Historically, environmentalism has focused on the experiences and goals of higher-income, white males. Today environmentalists that are looking to “diversify” the movement must put aside their own agenda, and seek to listen, learn from, and join the global movement of indigenous and communities of color.
The objectives for these workshops include:
Educate non-Native allies how to work with Native Americans doing activism
Authentic alliance building that reflects indigenous-led organizing and strategies
Prepare participants for volunteer opportunities at Native community events
How to support Native activism rather than perpetuating colonial systems of oppression
Honor indigenous traditions without appropriating their cultures
This life-changing workshop incorporates traditional Native American teachings that are even more relevant and needed today.
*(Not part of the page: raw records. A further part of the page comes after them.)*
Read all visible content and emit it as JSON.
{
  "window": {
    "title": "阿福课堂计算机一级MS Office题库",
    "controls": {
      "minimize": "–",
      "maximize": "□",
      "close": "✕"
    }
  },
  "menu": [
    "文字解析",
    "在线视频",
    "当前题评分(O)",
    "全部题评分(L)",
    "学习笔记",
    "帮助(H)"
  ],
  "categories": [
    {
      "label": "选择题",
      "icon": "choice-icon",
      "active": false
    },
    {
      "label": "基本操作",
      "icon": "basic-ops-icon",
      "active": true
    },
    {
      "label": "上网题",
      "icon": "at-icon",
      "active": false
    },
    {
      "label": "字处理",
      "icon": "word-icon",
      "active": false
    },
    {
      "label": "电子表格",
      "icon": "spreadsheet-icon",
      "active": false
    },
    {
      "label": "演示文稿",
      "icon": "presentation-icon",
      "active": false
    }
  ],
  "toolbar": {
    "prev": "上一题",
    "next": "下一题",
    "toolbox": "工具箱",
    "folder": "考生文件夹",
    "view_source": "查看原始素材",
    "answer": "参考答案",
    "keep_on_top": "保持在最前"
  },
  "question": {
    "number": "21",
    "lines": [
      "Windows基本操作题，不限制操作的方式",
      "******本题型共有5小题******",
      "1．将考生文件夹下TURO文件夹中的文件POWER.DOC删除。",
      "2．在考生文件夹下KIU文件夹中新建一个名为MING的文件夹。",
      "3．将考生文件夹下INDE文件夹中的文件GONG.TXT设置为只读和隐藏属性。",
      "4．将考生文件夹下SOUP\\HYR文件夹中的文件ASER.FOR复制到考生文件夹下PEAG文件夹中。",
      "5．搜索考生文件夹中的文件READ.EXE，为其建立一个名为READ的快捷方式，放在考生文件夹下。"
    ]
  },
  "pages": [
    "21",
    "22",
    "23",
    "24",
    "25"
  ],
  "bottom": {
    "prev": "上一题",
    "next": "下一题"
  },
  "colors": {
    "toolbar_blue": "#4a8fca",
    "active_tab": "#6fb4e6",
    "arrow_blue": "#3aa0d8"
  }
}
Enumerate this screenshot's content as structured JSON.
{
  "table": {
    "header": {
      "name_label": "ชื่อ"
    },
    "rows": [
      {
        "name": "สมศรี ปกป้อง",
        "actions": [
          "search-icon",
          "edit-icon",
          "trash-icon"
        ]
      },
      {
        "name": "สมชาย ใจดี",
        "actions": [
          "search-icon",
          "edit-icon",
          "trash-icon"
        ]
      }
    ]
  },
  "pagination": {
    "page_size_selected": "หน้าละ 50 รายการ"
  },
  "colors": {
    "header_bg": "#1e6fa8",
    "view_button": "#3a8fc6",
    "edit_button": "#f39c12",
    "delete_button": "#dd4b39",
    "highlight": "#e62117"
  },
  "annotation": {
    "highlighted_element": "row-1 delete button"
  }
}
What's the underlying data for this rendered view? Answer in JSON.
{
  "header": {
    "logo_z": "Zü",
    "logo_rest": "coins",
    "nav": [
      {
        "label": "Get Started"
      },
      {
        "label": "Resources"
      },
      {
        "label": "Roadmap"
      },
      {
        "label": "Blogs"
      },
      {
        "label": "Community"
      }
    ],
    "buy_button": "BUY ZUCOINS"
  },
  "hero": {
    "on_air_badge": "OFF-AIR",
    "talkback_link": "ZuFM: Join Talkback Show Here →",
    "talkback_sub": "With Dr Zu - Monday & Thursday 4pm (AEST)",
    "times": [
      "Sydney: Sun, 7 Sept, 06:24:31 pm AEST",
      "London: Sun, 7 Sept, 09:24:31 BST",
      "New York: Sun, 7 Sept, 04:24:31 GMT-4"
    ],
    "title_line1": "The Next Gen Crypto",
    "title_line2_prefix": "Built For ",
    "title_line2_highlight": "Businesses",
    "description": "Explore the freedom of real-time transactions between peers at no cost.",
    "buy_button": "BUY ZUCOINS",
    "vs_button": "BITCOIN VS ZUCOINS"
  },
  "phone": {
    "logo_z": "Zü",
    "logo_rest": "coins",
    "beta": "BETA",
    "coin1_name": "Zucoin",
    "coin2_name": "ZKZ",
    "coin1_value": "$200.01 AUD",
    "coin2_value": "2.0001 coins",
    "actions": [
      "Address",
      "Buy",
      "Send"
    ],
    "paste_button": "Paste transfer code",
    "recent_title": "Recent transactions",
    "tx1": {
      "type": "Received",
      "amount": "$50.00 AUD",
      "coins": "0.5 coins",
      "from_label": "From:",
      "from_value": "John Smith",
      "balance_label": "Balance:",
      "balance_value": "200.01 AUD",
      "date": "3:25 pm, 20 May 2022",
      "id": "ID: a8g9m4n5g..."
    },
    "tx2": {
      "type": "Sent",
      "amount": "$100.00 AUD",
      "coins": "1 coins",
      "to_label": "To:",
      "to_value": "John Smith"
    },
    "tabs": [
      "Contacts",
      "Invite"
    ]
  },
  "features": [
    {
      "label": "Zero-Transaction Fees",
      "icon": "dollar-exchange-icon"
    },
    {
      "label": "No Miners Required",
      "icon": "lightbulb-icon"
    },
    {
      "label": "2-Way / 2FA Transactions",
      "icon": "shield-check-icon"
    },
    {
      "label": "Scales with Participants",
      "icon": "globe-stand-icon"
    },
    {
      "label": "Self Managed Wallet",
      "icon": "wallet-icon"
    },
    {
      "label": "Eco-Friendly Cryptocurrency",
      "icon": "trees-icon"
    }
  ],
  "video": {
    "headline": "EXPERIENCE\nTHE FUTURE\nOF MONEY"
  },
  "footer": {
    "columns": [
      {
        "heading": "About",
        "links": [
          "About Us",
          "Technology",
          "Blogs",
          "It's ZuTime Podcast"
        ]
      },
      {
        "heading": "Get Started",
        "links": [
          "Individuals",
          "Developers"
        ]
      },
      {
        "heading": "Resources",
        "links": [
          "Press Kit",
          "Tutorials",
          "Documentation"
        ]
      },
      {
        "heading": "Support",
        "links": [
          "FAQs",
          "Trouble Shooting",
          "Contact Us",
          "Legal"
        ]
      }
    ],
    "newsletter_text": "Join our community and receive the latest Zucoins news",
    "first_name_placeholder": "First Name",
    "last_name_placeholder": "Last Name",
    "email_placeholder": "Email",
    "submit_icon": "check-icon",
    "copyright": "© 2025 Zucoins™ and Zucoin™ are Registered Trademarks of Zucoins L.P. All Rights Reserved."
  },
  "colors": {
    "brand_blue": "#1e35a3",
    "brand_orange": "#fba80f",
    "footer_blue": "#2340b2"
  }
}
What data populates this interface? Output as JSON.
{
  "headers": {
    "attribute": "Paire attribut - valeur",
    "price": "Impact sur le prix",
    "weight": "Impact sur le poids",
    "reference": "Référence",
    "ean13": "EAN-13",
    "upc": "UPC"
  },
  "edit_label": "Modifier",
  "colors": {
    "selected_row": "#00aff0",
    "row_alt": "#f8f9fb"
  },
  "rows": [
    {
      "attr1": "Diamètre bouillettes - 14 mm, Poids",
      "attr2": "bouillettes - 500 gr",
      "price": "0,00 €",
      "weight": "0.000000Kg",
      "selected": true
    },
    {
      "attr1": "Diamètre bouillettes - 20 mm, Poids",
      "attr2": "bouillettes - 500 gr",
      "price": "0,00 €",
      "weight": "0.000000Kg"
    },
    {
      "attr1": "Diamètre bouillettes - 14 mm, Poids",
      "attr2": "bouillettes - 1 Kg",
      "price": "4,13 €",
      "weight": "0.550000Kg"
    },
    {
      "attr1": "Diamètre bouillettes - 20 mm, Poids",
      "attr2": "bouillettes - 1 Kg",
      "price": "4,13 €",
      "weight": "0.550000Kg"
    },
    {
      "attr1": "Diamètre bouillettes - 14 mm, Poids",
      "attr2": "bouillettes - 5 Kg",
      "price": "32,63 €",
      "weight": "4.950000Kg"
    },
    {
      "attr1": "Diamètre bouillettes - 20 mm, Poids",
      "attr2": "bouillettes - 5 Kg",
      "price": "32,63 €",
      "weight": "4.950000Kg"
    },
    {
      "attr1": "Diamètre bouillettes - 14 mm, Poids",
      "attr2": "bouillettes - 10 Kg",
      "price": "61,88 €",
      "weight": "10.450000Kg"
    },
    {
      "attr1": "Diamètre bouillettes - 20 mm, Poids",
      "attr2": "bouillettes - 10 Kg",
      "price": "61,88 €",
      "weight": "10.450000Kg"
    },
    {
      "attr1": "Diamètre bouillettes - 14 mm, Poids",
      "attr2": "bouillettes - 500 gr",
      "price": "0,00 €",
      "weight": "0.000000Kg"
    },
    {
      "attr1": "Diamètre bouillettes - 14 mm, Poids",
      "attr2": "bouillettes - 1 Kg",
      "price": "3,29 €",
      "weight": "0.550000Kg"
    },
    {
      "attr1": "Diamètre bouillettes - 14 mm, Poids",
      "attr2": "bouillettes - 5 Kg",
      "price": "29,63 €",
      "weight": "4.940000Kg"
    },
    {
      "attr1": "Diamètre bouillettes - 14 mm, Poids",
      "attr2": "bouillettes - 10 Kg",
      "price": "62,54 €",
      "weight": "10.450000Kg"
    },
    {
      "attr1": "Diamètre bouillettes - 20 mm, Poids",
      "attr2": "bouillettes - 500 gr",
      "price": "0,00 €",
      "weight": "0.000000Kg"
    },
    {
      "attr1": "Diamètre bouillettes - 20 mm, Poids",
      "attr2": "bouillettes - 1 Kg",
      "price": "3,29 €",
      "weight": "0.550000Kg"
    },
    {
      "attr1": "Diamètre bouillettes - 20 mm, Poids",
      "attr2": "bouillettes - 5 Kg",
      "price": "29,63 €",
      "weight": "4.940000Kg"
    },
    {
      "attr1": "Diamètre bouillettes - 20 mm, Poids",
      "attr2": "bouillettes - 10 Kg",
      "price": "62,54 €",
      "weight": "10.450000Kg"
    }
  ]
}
We will offer some suggestions on how to be a good ally and form partnerships with the traditional stewards of this land.
Offering self-reflection, group participation, role play, one-on-one and small group discussions, group meditation, and finally positive actions individuals can take. By acknowledging our collective past and focusing on the present healing often leads participants to become aware of historical barriers that can be effectively removed in a safe and comfortable environment.
Want to host a workshop, or the entire series? Contact Sweetwater Nannauck here.
“I am a MSW and MPA student at the University of Washington, when I walked into a recent “Decolonizing Your Activism” training, I was greeted by laughter coming from the kitchen, a hot pot of coffee, a table brimming with potluck items, and warm welcome from volunteer greeters. These “volunteers” were participants, learning by doing that we all have a role to play in this work. I quickly went to work. The heart of the training itself is stories. Sweetwater talks about how her own family has been impacted by historical trauma. It seemed to me that storytelling was Sweetwater’s way of honoring her ancestors and continuing the cultural practices that contributes to her peoples’ resiliency and wisdom. Sweetwater’s stories sparked an authenticity and presence among the participants. Through her stories, and her vulnerability in sharing them, Sweetwater modeled to participants our path toward collective healing. Prior to the training, I knew full well that reclaiming our narratives, and interweaving them in the story of humanity, is a powerful means to transforming trauma. I had, however, not experienced the impact of this process in transforming collective trauma. The effect was profoundly moving, and I had multiple tear-filled conversations with other participants as a result.”
~ Student in Seattle ~
“This spirit of collective action and collective healing carried throughout the day, as I formed healing relationships with other participants who offered their spirit and wisdom in service of shaping my understanding of how I show up in community, and a vision of a peace-filled community we can co-create together. At the close of the training, participants swept the floors of the AFSC meeting hall, prayed together, each in our own way, and hugged goodbye. I left knowing that I have a role in this good work and Sweetwater’s wisdom of collective healing to serve as a guide. I am sincerely grateful for this opportunity.”
~ A.R. in Seattle ~
“Participants in Sweetwater’s workshop had three things happen to us:
We gained more information about the history and legacies of North American native peoples than we could ever have imagined taking in within such a short time.
We became closer than we could have imagined with our seating neighbors.
I’m convinced that we all had inner transformative experiences that left us more aware and liberated from guilt, shame and fear than we ever knew we needed to be or could be!”
~ R. H. in Seattle ~
“Sweetwater’s workshop was well organized and very informative, clearly outlining the horrific history of dispossession and genocide against the indigenous population here. But it was when we got to the role play that it reached way beyond the facts and my feeble attempts to distance myself via my intellect, and reached right into my heart. It sounded so simple. One person would take the oppressor role, one the oppressed. The script was short and limited. I won’t spoil it by sharing the details, but in the few minutes we spent enacting abuse and forgiveness, I reached parts of myself and emotions about the horrendous history and its ongoing legacy today that I didn’t even know I had. I broke down sobbing, and was not the only one. I highly recommend the workshop. Denial is a powerful defense, and if we’re stuck in it we cannot take action to make real change. Experiencing the grief and working through it frees us to heal and take powerful steps toward racial equity and change.”